The book has thirty chapters. Some of the chapters have titles such as “What He Did Next,” “What Was Found,” and “Where They Looked.” The purpose of these chapters is to move the story of Kathy’s disappearance and the subsequent investigation forward. These chapters are interspersed with chapters called “Evidence,” and others called “Hypothesis.” The evidence chapters are excerpts from both real and imaginary texts, including handbooks on magic; transcripts from the court-martial trial of William Calley for the atrocities at My Lai; and interviews with characters about Wade’s childhood and his marriage to Kathy. Each of the sources is footnoted at the bottom of the page. This device contributes to the reader expectation that evidence will lead somewhere. Certainly, the accumulation of detail in these chapters is designed to build a case, but the ambiguity of the entire narrative makes it impossible to “read” the evidence convincingly.

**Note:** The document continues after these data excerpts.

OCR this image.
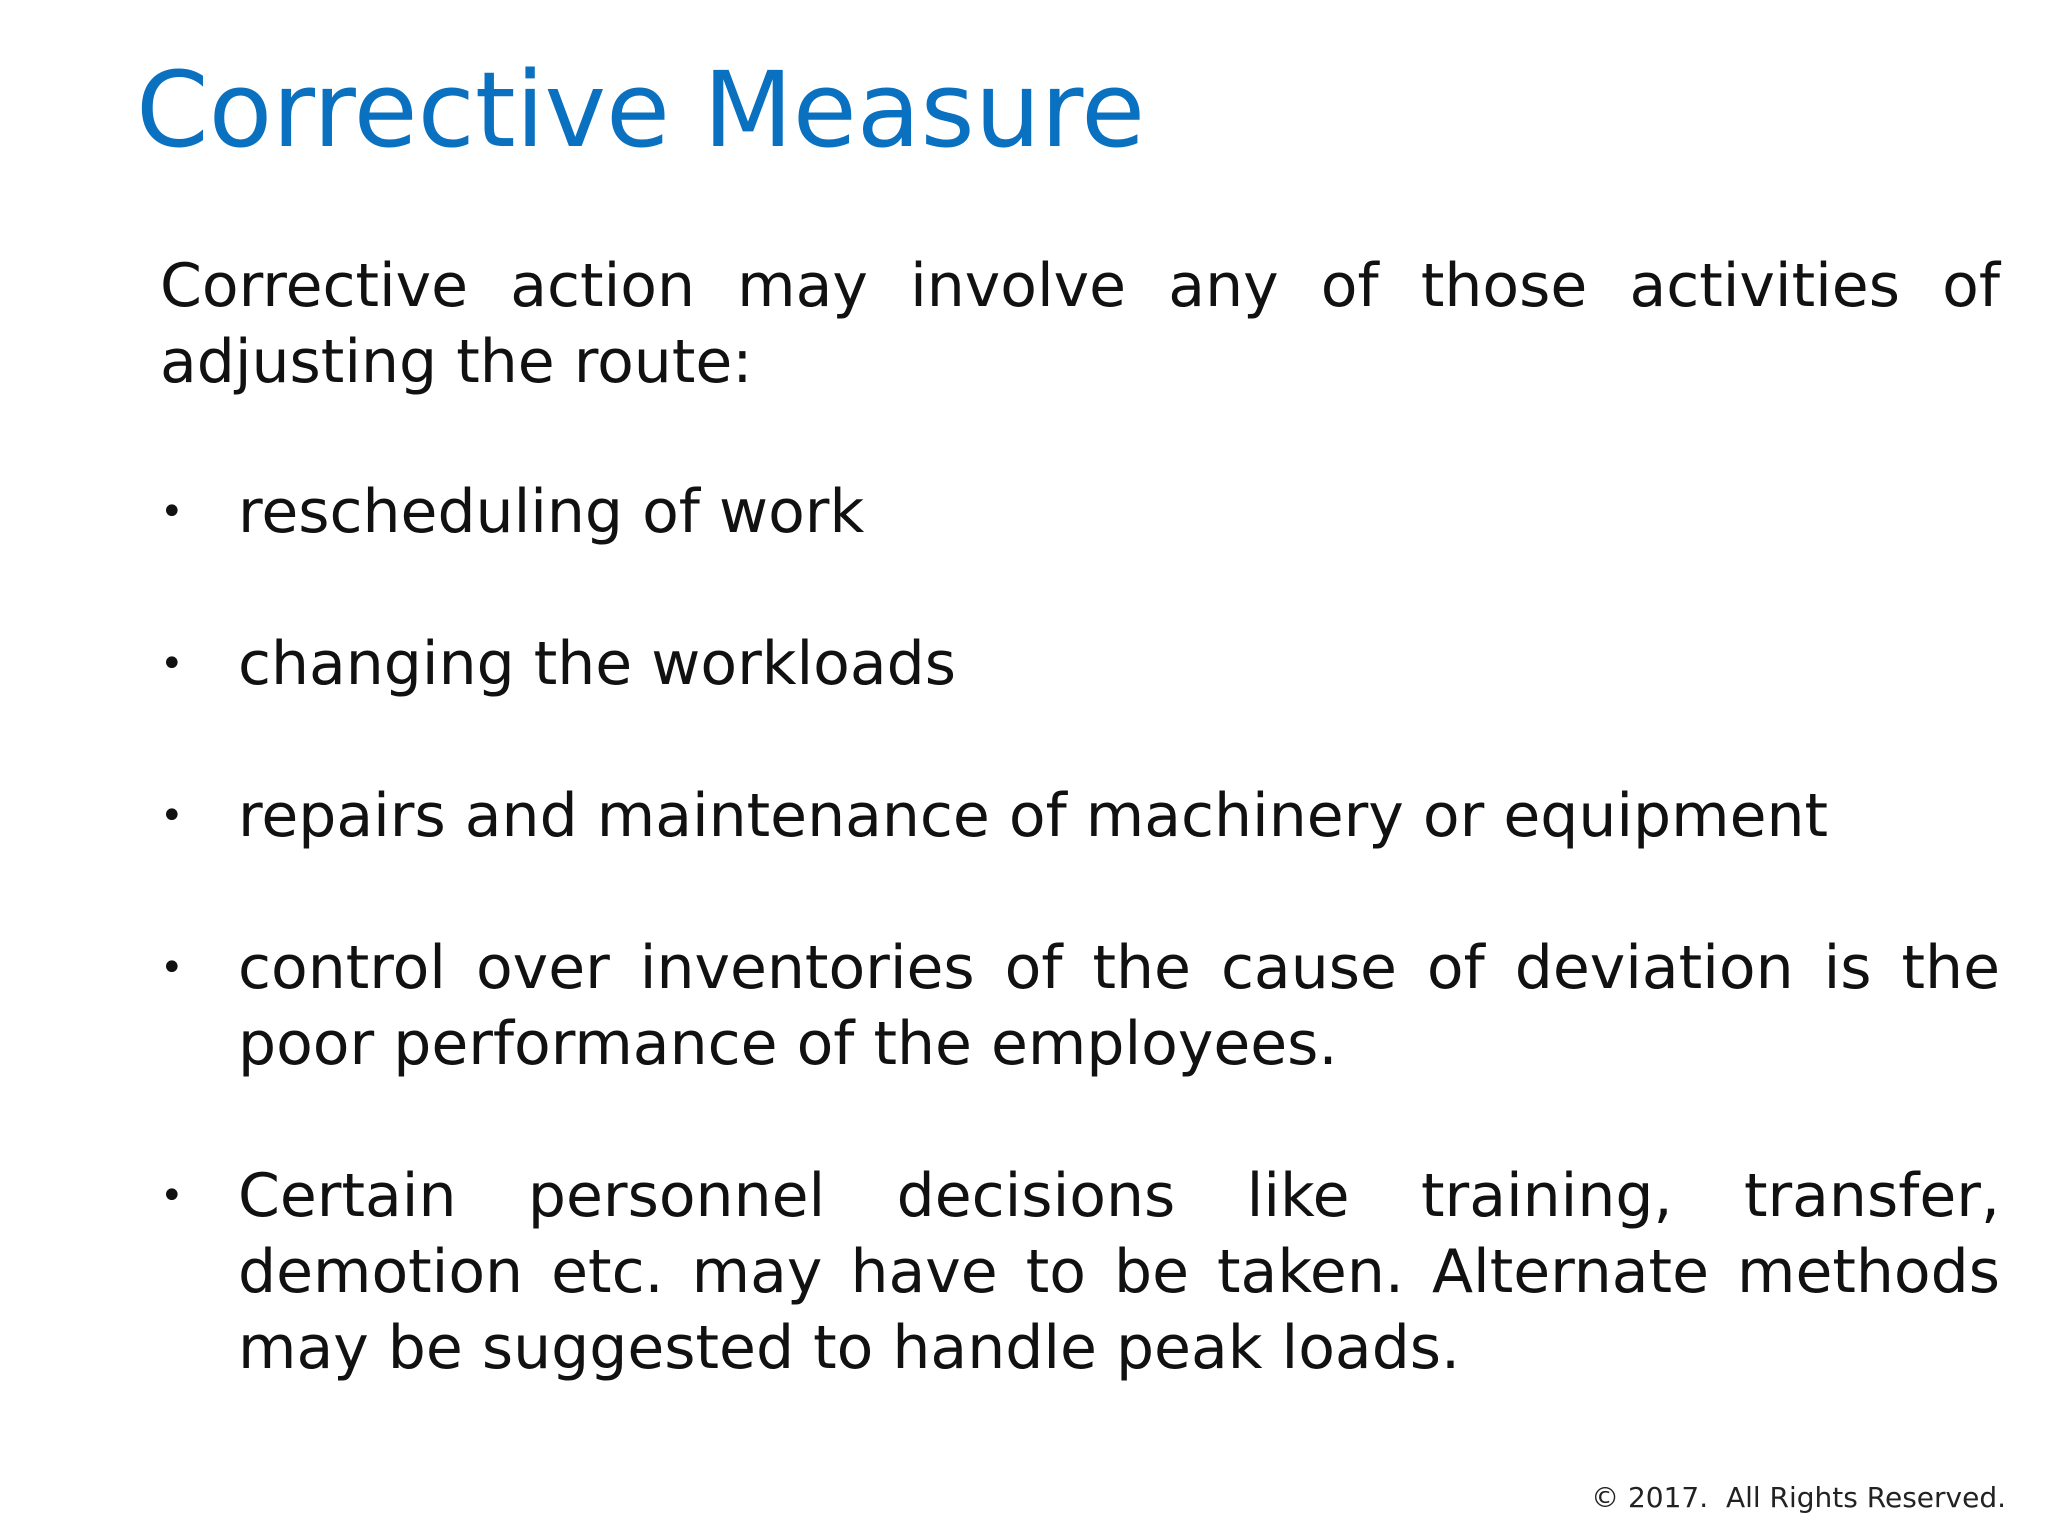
Corrective Measure

Corrective action may involve any of those activities of adjusting the route:

• rescheduling of work
• changing the workloads
• repairs and maintenance of machinery or equipment
• control over inventories of the cause of deviation is the poor performance of the employees.
• Certain personnel decisions like training, transfer, demotion etc. may have to be taken. Alternate methods may be suggested to handle peak loads.
© 2017.  All Rights Reserved.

In the “Hypothesis” chapters, an unnamed narrator offers suggestions of what might have happened to Kathy. These narratives are so convincing in detail that readers have to remind themselves that these are only hypotheses. That they are so believable is a tribute both to O’Brien’s skill and to the reader’s need to know what “really” happened.
A fourth set of chapters has titles such as “The Nature of Marriage,” “The Nature of the Beast,” and “The Nature of Politics.” These are the flashback chapters in which the details of Wade’s childhood, his courtship of Kathy, his marriage, his political career, and, most important, his military service are revealed. The details are troubling: Wade emerges as a man damaged by his father and his nation, someone who could, quite possibly, pour boiling water on his wife’s face while she is sleeping.
By the end of the novel, the reader has learned a great deal about John and Kathy Wade, about the Vietnam War, about the nature of investigation and evidence, and about storytelling. What the reader does not learn, however, is what has happened to Kathy, or, for that matter to John, who disappears on the Lake of the Woods himself in the closing scene.